Troubleshoot Kubernetes Cluster Autoscaler takes 1 hr to scale 600 pods up
I want to share my experience in troubleshooting k8s auto scaling scale out issue. It is rather fun. Read on if you want to follow this journey, and feel free to give me any feedbacks.
A k8s cluster is meant to scale on demand for cost effectiveness. I learned that computing resources may be unlimited in the cloud, but balancing cost and effectiveness is an on-going challenge.
A tenant starts testing his service in the cluster. It is a legacy JAVA app containerized from the on-perm version. This is a memory intensive app and needs to scale up from 3 replicas to 600 during the peak hour. During testing, it was found that it takes more than an hour, that is NOT an acceptable lead time.
We saw the following events happens often using:
$ kubectl get events -w
- When scaling to 600, it takes almost 40 minutes to download the image, contrasting it when scaling to just 1, it takes 4 minutes.
- Error messages relating to disk spaces “no space left in device”
- Pods are Evicted because “the node was low on resource: ephemeral-storage”
- “ErrImagePull” keeping showing
When scaling up to 600, Cluster Autoscaler kicks in to deploy 12 more worker nodes due to CPU requirement per pod.
Check for the obvious:
- is metrics-server running
- is cluster-autoscaler running
- is HPA working
Questions, but no answers…
Are these events related to nodes start up? Why is that an issue running out of disk space? How come it takes that much longer to pull an image?
Test #1
Let’s see if the Cluster Autoscaler is faulty; test it with a different deployment using a busybox image.
Cluster Autoscaler tested out fine.
I noticed there is a tendency to look for faults in those commonly available tools; such as coreDNS, Metrics Server, and Cluster Autoscaler. While it is possible, but not very likely, as our clusters use the stable versions of these tools. I would not look for errors in these tools unless I exhausted all the configurations and options.
Test #2
Our clusters segregated ingress nodes from application nodes to provide the isolation for higher security. So would it because Cluster Autoscaler can’t discern these 2 node groups?
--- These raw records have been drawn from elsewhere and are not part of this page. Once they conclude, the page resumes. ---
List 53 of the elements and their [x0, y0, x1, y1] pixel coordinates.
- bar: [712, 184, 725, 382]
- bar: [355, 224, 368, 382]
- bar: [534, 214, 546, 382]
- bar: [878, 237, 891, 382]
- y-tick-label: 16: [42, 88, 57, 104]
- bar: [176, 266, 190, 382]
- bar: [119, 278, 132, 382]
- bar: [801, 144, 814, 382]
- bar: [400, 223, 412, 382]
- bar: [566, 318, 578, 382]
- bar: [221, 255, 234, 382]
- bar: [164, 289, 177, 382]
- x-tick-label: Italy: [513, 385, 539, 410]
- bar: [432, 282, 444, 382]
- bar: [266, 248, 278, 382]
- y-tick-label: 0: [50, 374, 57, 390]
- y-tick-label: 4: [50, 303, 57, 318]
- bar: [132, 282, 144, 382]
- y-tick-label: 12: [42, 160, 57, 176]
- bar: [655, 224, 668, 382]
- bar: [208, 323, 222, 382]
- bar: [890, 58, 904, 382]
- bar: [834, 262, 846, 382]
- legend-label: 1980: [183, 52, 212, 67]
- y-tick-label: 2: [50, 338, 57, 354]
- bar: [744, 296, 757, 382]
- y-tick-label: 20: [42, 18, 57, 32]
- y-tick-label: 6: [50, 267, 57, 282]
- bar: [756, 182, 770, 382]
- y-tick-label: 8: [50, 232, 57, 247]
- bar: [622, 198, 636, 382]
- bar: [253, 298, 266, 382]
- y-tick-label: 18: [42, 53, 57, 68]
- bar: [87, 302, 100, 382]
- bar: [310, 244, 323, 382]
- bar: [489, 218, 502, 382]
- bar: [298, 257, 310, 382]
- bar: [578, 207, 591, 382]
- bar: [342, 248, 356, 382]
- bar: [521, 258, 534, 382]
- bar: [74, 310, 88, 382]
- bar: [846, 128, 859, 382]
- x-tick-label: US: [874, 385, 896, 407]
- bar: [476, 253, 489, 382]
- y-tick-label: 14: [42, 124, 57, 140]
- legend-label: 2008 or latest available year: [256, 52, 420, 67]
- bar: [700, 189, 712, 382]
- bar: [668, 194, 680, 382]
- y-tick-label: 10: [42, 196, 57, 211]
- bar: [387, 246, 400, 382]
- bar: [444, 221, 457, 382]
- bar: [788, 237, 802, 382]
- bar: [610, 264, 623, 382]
How about testing this theory by running 2 Cluster Autoscalers in the same cluster. Each one takes care of one node group. It took some time to set up, but unfortunately the hypothesis is proven not completely wrong. Scale up time has reduced by 10 minutes. Still the lead time is NOT ACCEPTABLE.
Test #3
Looking in the worker node with running pods and stable, we notice it is only taking 19G of disk space:
Does it happen to only one new node? Sure, when we scale up to one pod in the new node, there is no problem. but when we scale up to 10 pods in the new nodes, it takes an hour again.
Ok.. we now know it is related to launching the pods parallel in the new node.
We also notice it is super quick in nodes when pods running, because it didn’t have to pull the image from the repo, as image is pulled from the node because image is “already present on the machine”.
Test #4
Now, let’s find out what happened when 10 pods were launched in parallel onto a new node; let’s find out where the congestion is by login to the worker node and watch “df -kh” as well as “top”
We saw that it does run out of disk space, thus we saw the “no space left in device”.
Test #5
Next, let’s bump the disk size by 5 folds.
With 5X more HDD, we don’t see the “no space left in device” or “ the node was low on resource: ephemeral-storage” anymore. However it still takes 35 minutes to scale up.
We watched the processes in “top” command and noticed that the CPU is very busy with the extraction (unzip) of images using process “unpigz”, see the left window below. That is why it takes so long for an image to be pulled and a pod to run, because the worker node is too busy un-zipping the images.
Test #6
Looks like the solution would be putting the image on the node or somehow downloading ahead of time. Neither of these 2 approaches is practical for our configuration.
We then found that in kubelet, we can add an option: “ — serialize-images-pull” . It would work for us because there is only one application deployment in this cluster.
Now you see only one “unpigz” process.
We DID it!
Viola! Adding this option solved the resource problem, no need to increase the HDD to 5X, because there is no need to uncompress 10 copies of the same image, and take up the disk spaces. And the worker node CPU is not completely consumed by uncompressing 10 copies of the same image.
We only need to add the “serialize-images-pull” option, and the scale up time is reduced from 60 minutes to 6 minutes.It is the journey that counts, except when we are under to gun to solve the problem. Hope we all learn something during this journey.
Not unlike Agatha Christie’s murder mysteries. Looking back we had all the clues, but took some twists and turns.